Let's check external U-values next.

In [None]:
### Check external U-value progression

cols = [
    "external_U_value_to_ambient_air_W_m2K",
    "external_U_value_to_ground_W_m2K"
]
df = resd[tups[0]][cols]
for t in tups[1:len(tups)]:
    df = df.join(resd[t][cols], rsuffix=(" " + str(t)))
df = df.reindex(sorted(df.columns), axis = 1)
df

The external U-values should be seen to increase as the interior node depth increases.
The effect on the ground U-values is noticeably smaller,
as the ground resistance accounts for a significant portion of the total resistance.

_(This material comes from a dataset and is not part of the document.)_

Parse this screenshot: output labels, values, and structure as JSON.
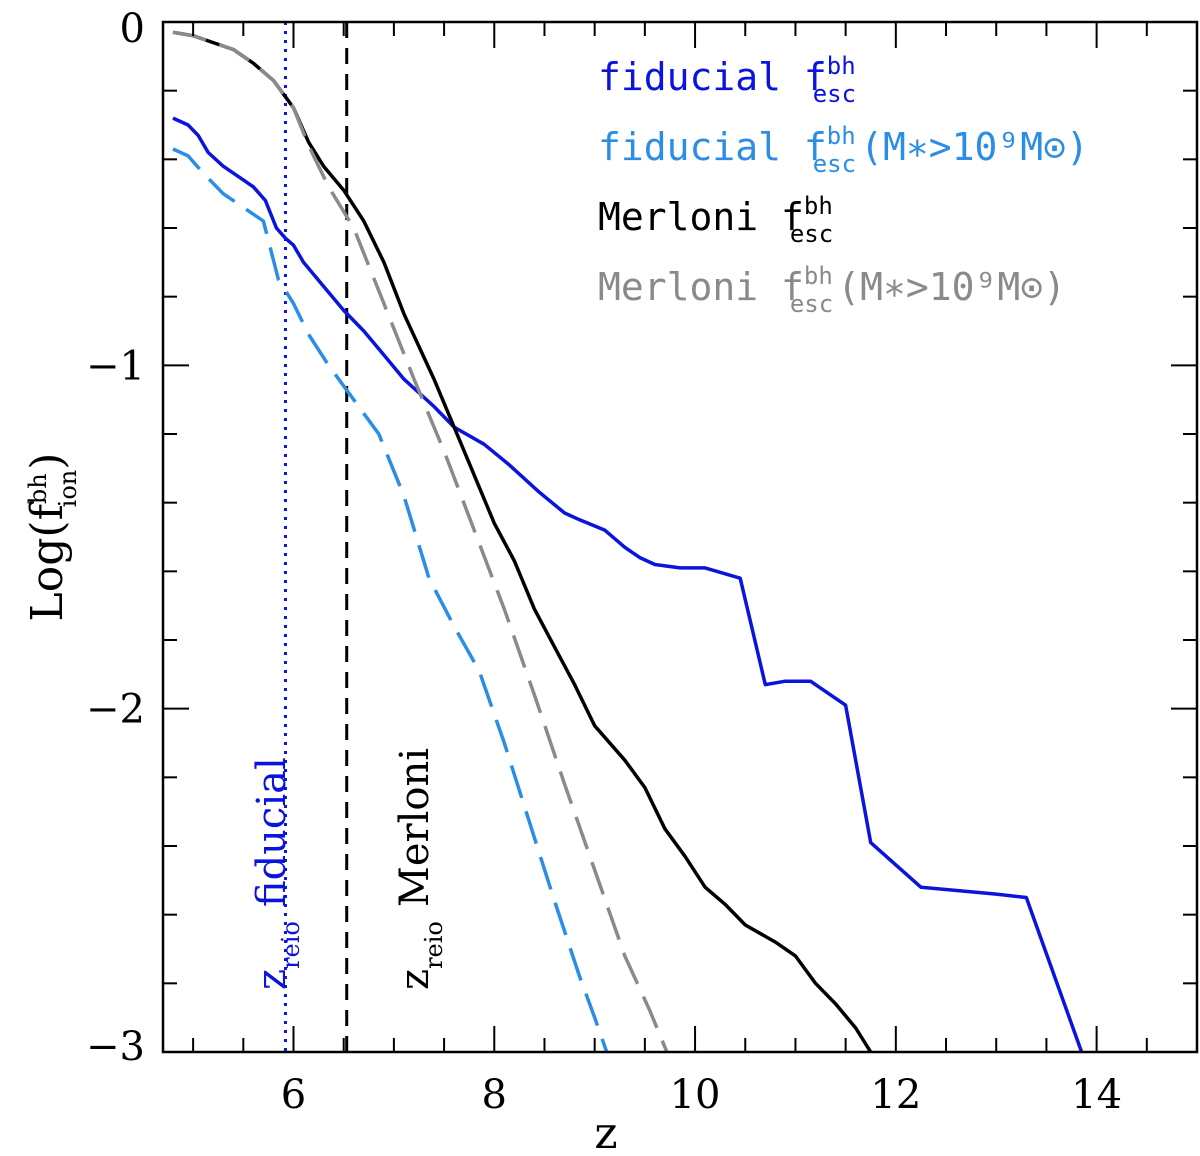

Using large interior node depths seems a bit problematinc with AmBIENCe data,
as it would seem that some exterior wall structures barely contain any thermal insulation.
With 1.0 interior node depth, the exterior U-values can be seen to skyrocket up to 25,
which is not really ideal.

Next, let's look at the total U-values.

In [None]:
### Check total U-value progression

cols = [
    "total_U_value_W_m2K",
]
df = resd[tups[0]][cols]
for t in tups[1:len(tups)]:
    df = df.join(resd[t][cols], rsuffix=(" " + str(t)))
df = df.reindex(sorted(df.columns), axis = 1)
df

The total U-values should remain the same regardless of the assumed interior node depth.
This is because we're only tweaking the relative thermal resistances
to and from the temperature node inside the structures, but not the total thermal
resistance through the structure.

Next, let's check the effective thermal resistance.

In [None]:
### Check total U-value progression

cols = [
    "effective_thermal_mass_J_m2K",
]
df = resd[tups[0]][cols]
for t in tups[1:len(tups)]:
    df = df.join(resd[t][cols], rsuffix=(" " + str(t)))
df = df.reindex(sorted(df.columns), axis = 1)
df

Which should increase as the period of variations is increased.
Personally, I'm not sure if the period of variations has a lot of meaning for this
type of building modelling, but it was a "convenient" parameter to tweak the thermal mass
of the structures.


### Internal structure total U-values

In `ArchetypeBuildingModel.jl`, internal structures like `partition_wall` and `separating_floor` use the internal U-value for one surface, and the external U-value
for the other surface. Thus, the total U-value between the internal structure and the
indoor air is the sum of the two separate U-values. Conveniently,
this sum is dependent on the interior node depth assumption:

In [None]:
### Check internal structure total U-value progression

cols = [
    "internal_U_value_to_structure_W_m2K",
    "external_U_value_to_ambient_air_W_m2K"
]
df = resd[tups[0]][cols]
df["total_interior_U_value"] = df.sum(axis=1)
df = df[["total_interior_U_value"]]
for t in tups[1:len(tups)]:
    temp = resd[t][cols]
    temp["total_interior_U_value"] = temp.sum(axis=1)
    df = df.join(temp[["total_interior_U_value",]], rsuffix=(" " + str(t)))
df

Where we can see that the `partition_wall` and `separating_floor` total interior U-value
does indeed change a bit along with the assumed interior node depth.
For internal structures, the insulation layer is neglected,
as internal structures aren't typically thermally insulated.
The interior node depth is interpreted as the depth up until the middle of the structure,
so the minimum total interior U-value should be reached with interior node depth of 1.0.

Note that the values for the external structure types don't really mean anything.